Related Work & Insights¶
- vs. Mip-Splatting: Applies 3D+2D prefiltering to address frequency aliasing, but alpha blending remains scalar. Gaussian Blending targets the blending mechanism itself; the two approaches are complementary (combined gain: +3.8 dB avg).
- vs. Analytic-Splatting: Replaces point sampling with analytic integration over the pixel area, but transmittance remains scalar. Spatial transmittance from GB can be stacked on top.

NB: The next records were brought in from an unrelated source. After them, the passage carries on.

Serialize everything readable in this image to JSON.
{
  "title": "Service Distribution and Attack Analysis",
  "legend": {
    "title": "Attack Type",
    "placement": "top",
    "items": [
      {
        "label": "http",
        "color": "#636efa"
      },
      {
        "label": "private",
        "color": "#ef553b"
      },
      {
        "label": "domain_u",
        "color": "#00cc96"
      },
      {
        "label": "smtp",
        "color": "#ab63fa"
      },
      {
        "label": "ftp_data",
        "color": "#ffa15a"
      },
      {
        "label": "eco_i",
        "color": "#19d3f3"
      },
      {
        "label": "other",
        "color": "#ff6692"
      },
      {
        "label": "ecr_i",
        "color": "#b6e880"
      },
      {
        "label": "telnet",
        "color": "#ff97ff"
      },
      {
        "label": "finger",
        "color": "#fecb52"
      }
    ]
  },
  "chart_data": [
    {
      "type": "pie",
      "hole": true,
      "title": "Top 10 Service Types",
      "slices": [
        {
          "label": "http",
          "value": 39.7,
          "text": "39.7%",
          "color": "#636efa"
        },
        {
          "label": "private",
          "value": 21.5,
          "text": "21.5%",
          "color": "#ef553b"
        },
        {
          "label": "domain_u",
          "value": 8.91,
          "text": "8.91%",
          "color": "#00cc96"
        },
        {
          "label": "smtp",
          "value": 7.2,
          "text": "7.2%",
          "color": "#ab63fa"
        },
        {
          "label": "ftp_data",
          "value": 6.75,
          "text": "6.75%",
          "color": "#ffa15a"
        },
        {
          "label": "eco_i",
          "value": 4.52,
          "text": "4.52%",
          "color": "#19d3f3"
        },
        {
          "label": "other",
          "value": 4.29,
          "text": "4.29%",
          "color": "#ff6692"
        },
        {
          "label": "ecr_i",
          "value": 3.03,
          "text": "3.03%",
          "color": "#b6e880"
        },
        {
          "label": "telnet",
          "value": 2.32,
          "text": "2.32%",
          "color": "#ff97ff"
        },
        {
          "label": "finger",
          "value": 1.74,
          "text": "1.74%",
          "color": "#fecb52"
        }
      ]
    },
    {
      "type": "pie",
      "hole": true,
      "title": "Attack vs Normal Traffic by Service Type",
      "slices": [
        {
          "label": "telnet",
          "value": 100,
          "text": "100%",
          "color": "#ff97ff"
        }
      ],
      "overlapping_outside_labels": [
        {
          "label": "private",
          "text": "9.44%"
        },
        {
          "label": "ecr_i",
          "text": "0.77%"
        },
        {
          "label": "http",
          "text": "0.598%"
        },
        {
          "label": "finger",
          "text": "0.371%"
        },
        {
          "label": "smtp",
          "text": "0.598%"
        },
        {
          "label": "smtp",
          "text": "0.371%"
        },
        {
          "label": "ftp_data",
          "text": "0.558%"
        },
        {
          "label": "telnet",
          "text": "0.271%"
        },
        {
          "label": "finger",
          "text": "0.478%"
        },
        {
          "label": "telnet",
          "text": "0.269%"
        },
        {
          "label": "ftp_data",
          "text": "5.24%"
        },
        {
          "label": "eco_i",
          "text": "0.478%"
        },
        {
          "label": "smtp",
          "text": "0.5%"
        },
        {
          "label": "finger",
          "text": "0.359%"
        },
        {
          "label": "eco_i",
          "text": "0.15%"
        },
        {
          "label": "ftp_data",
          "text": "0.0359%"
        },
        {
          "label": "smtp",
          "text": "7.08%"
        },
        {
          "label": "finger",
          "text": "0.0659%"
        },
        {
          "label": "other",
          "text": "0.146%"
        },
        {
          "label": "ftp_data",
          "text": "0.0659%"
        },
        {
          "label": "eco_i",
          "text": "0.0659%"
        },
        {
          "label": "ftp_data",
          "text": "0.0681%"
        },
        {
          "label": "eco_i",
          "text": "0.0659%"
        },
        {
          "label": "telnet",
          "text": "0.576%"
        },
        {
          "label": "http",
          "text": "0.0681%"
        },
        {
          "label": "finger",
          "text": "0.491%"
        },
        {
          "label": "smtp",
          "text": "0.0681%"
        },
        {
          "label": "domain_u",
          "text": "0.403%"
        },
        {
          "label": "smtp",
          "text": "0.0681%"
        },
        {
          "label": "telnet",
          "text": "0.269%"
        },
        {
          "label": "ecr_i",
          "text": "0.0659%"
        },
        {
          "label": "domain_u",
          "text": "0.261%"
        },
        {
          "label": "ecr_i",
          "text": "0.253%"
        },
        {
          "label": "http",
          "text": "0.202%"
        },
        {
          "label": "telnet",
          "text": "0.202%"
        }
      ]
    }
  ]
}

- vs. Supersampling: Physically correct but computationally expensive. GB approximates the effect of supersampling at negligible cost via the uniform distribution assumption.
Rating¶
- Novelty: ⭐⭐⭐⭐⭐ — Approaches the problem from the perspective that "alpha blending itself is incorrect," representing a fundamental rethinking of the rendering mechanism rather than an incremental improvement.
- Experimental Thoroughness: ⭐⭐⭐⭐ — Multi-scale Blender and Mip-NeRF 360, comparisons against multiple baselines, and stacking tests with various methods.
- Writing Quality: ⭐⭐⭐⭐⭐ — Figure 2 intuitively illustrates the essential difference between scalar blending and Gaussian Blending.
- Value: ⭐⭐⭐⭐⭐ — Drop-in replacement + real-time + no retraining = extremely high practical value; a strong candidate to become the new standard for 3DGS rendering.